如何std :: enable_if仅在特定模板具有给定类的专业化条件时

Question

I have the following template:

namespace std {
template<typename Enum>
typename std::enable_if<std::is_enum<Enum>::value, std::ostream&>::type
operator<<(std::ostream& strm, Enum e)
{
    return strm << helper_of<Enum>::to_string(e);
}
}

which helps google-test display human-readable diagnostics when comparing hobbits:

template <typename T> struct enumclass {}; // generic template

template <typename T>
using helper_of = typename enumclass<T>::helper; // more mnemonic

namespace MiddleEarth {
enum class Hobbit { Bilbo, Frodo, Sam };

struct HobbitHelper{
    std::string to_string(Hobbit H);
    Hobbit from_string(std::string const& s); // Hobbit-forming
};

template <> struct enumclass<Hobbit> {
    using helper = HobbitHelper; // links Hobbit to its helper
}
}

The enable_if is there to prevent this templated operator<< from being applied to any old class (the naive version without enable_if is ambiguous for classes which already have streaming operators, eg std::string ).

However, if there is an enum which doesn't specialize enumclass ,

enum class Wizard { Gandalf, Radagast, Saruman };
const Wizard g = Wizard::Gandalf, s = Wizard::Saruman;

then the following fails to compile

EXPECT_EQ(g, s);

with error: no type named 'helper' in 'aws::enumclass<Wizard>' because the compiler tries to apply the templated operator<< to Wizard.

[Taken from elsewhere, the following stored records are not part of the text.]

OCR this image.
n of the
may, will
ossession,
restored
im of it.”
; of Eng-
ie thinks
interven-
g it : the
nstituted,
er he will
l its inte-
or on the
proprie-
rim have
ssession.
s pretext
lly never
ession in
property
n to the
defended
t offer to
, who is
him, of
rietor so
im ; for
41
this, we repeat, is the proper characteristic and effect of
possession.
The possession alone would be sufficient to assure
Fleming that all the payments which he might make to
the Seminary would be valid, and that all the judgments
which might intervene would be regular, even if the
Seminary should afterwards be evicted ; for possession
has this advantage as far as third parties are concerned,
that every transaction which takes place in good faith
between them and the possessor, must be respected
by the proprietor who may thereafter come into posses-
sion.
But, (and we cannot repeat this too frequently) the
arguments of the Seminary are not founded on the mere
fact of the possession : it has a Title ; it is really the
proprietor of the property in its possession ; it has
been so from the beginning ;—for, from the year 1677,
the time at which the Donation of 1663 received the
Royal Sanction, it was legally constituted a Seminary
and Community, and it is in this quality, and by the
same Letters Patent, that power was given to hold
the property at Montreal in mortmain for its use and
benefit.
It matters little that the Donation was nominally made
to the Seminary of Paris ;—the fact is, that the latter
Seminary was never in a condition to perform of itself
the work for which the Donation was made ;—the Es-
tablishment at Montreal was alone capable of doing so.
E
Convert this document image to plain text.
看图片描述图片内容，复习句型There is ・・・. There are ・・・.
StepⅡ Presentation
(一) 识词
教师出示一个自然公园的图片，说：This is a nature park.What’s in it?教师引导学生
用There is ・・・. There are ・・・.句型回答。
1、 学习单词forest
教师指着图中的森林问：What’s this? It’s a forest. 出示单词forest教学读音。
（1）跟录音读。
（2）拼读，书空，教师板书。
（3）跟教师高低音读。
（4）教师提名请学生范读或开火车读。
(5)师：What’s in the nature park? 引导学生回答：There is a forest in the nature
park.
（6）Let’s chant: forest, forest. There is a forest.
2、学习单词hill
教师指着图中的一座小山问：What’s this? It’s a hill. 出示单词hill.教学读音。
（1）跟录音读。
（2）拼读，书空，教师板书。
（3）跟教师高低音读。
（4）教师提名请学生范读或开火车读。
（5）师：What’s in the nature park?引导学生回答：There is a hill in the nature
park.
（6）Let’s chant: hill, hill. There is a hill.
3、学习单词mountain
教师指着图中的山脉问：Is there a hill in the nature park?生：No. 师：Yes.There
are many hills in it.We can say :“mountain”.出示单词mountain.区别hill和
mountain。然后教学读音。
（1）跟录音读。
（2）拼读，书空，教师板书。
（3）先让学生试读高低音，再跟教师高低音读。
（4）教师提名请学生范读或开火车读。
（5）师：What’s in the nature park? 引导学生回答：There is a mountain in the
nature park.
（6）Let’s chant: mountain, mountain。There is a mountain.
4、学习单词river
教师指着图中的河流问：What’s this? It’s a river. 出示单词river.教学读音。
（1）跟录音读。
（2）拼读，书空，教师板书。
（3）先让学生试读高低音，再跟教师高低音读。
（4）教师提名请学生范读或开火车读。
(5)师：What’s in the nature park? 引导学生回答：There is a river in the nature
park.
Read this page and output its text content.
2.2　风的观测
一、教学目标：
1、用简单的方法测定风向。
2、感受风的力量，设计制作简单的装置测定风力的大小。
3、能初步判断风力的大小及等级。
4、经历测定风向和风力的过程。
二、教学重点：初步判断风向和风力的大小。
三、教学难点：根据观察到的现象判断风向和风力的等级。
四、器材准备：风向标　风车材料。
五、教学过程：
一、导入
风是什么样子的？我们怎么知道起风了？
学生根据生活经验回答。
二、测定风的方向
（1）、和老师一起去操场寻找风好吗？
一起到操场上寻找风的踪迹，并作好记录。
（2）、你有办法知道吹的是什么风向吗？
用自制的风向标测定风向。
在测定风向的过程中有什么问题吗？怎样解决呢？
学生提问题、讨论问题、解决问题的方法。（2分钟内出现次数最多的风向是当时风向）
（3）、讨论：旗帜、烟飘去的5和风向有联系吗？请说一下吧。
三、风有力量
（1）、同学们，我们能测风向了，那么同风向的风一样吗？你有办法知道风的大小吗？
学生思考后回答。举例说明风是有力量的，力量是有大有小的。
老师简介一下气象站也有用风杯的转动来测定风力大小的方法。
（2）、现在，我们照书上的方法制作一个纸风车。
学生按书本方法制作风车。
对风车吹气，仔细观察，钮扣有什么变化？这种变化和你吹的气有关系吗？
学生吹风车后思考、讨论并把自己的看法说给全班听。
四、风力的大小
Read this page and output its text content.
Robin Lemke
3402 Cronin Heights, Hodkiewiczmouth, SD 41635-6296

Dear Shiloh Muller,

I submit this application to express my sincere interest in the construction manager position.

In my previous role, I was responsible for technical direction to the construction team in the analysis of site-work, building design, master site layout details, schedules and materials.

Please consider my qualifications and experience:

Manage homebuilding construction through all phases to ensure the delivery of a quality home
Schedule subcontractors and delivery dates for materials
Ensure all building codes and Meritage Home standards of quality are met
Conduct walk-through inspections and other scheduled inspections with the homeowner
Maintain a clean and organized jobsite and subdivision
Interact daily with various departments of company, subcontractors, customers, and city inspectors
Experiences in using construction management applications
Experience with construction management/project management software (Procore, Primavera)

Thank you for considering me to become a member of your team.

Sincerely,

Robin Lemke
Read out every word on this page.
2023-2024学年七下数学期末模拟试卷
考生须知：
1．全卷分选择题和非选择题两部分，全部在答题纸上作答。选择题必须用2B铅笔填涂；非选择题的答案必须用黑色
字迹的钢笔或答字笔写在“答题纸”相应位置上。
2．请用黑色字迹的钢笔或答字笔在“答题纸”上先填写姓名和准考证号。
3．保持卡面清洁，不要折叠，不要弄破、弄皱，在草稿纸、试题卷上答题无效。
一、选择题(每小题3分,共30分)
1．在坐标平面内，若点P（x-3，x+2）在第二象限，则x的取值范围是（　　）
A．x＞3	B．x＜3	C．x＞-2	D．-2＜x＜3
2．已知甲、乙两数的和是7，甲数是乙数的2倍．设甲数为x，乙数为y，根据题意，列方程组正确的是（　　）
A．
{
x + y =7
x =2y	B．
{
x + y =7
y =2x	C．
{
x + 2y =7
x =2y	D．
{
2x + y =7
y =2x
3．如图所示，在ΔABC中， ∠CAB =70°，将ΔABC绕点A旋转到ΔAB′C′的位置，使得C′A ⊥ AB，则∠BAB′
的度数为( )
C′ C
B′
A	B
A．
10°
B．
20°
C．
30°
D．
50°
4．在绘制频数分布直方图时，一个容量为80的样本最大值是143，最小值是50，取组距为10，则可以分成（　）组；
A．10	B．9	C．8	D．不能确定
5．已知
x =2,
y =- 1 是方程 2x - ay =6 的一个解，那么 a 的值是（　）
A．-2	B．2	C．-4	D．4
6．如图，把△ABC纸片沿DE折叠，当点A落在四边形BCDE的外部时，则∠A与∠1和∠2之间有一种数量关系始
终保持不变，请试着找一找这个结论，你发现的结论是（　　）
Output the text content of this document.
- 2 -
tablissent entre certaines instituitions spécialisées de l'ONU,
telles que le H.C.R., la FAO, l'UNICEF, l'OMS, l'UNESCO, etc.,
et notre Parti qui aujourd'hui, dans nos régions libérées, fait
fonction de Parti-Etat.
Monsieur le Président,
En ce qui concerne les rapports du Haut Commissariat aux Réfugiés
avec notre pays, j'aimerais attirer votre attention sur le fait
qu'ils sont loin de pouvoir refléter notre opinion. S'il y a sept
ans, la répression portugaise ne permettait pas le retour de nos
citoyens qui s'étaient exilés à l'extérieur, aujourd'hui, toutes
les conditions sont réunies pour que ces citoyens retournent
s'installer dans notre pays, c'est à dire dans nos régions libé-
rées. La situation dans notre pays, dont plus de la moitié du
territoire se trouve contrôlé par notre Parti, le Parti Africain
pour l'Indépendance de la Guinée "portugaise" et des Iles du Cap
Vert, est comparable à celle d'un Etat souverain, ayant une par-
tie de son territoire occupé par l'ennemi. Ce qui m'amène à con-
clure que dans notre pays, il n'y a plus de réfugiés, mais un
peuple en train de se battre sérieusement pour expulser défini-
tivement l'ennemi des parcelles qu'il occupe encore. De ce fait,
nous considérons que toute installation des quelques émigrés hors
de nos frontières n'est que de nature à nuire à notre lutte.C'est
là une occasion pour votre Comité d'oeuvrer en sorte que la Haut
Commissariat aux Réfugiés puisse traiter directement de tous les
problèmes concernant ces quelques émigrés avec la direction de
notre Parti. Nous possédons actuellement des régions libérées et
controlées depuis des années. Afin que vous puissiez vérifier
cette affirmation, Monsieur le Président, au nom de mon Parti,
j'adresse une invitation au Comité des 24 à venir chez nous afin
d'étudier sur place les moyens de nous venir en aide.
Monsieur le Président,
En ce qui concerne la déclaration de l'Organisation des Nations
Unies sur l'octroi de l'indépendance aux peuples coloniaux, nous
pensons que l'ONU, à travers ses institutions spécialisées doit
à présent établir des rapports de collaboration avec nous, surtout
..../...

Is it possible to construct an enable_if that would only apply this operator<< if there is a specialization of enumclass<Enum> ? Google-test then would fall back to display the raw bytes of Wizard and it would compile.

Failing that, is it possible to construct an enable_if which would only allow types in a certain namespace (eg MiddleEarth)? This would solve the problem if Wizard is not in the MiddleEarth namespace. All the enums in MiddleEarth are supposed to have a specialization for enumclass .

Answer 1

You can just move the helper_of substitution into the template specification itself:

template <typename Enum,
          typename Helper = helper_of<Enum>>
std::ostream& operator<<(std::ostream& strm, Enum e)
{
    return strm << Helper::to_string(e);
}

That way, if the helper_of substitution fails (that is, enumclass isn't specialized for the given Enum ), the entire overload will be thrown out due to SFINAE rather than being a hard compile error - since now we're in the immediate context of the substitution itself.